VATICAN CITY (CNS) — Continuing its reform and efforts to promote financial transparency, the Vatican bank published its annual report for the 2015 fiscal year.
The Institute for the Works of Religion, as the bank is formally known, released the report May 12 and presented the document during a round-table event with Vatican Radio and L’Osservatore Romano, the Vatican newspaper.
The bank’s net profit for 2015 was 16.1 million euros ($18.3 million) compared to 2014 net profits of 69.3 million euros ($75.5 million at last year’s exchange rate).
Gian Franco Mammi, director general of the bank, said that although the document reports a lower profit than the previous year, 2015 “has been compatibly profitable, considering the objective difficulties of the market, its volatility and the crises that have occurred, such as Greece.”
“We can say that, for our part, however, efficient and dignified work has been done,” he said. “This year’s profit is compatible with the economic and political scenario of the time, and also considering that we have just finished an important transition phase.”
In his introduction to the report, Msgr. Battista Ricca, prelate of the institute, stressed that “the IOR is not, and must not become, a for-profit institution, much less a simple money-making machine; it is, rather, a canonical foundation called to promote works of religion.”

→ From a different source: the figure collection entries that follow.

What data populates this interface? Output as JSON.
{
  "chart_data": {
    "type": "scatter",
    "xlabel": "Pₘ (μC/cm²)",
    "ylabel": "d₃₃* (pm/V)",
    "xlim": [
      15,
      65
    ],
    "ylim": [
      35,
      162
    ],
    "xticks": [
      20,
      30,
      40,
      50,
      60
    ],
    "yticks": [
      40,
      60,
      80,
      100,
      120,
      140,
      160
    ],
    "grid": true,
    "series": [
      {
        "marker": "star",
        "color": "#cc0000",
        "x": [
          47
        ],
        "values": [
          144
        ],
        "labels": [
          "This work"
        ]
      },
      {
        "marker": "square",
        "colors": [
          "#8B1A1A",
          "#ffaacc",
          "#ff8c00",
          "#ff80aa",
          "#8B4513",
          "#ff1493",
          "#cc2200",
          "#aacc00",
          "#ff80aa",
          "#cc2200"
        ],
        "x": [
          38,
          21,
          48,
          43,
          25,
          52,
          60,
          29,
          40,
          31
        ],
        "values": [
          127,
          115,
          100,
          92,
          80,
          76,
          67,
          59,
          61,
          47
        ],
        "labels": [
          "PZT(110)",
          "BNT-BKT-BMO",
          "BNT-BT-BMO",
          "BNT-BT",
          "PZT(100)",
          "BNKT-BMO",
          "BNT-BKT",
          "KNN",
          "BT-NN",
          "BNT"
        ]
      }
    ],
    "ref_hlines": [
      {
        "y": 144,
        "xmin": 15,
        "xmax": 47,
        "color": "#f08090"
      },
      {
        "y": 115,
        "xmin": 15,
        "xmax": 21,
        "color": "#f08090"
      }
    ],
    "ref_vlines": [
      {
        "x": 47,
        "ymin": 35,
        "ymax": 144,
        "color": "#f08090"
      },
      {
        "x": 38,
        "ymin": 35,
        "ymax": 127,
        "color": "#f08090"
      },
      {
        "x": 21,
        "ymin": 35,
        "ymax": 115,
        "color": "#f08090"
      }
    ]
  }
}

“In that sense, just as our Holy Father is a servant of servants, so it is my sincere hope that our institute will continue to aspire to mirror in its work the notion of helping others do their good works in the world more effectively,” he wrote.
In a press release published May 12, the institute — also known by its Italian acronym IOR — highlighted the adoption of several regulatory frameworks that include anti-money laundering measures, “Know Your Customer” protocols and a remediation process to address “past tax uncertainties and the strengthening of IOR’s governance and control functions.”
The remediation process led to the closing of 4,935 accounts between June 2013 and December 2015, it said. “Procedures in place are diligently applied to all new customer and related activities,” the report stated.
As of Dec. 31, it said, the IOR had 14,801 clients with assets of 5.8 billion euros at the institute.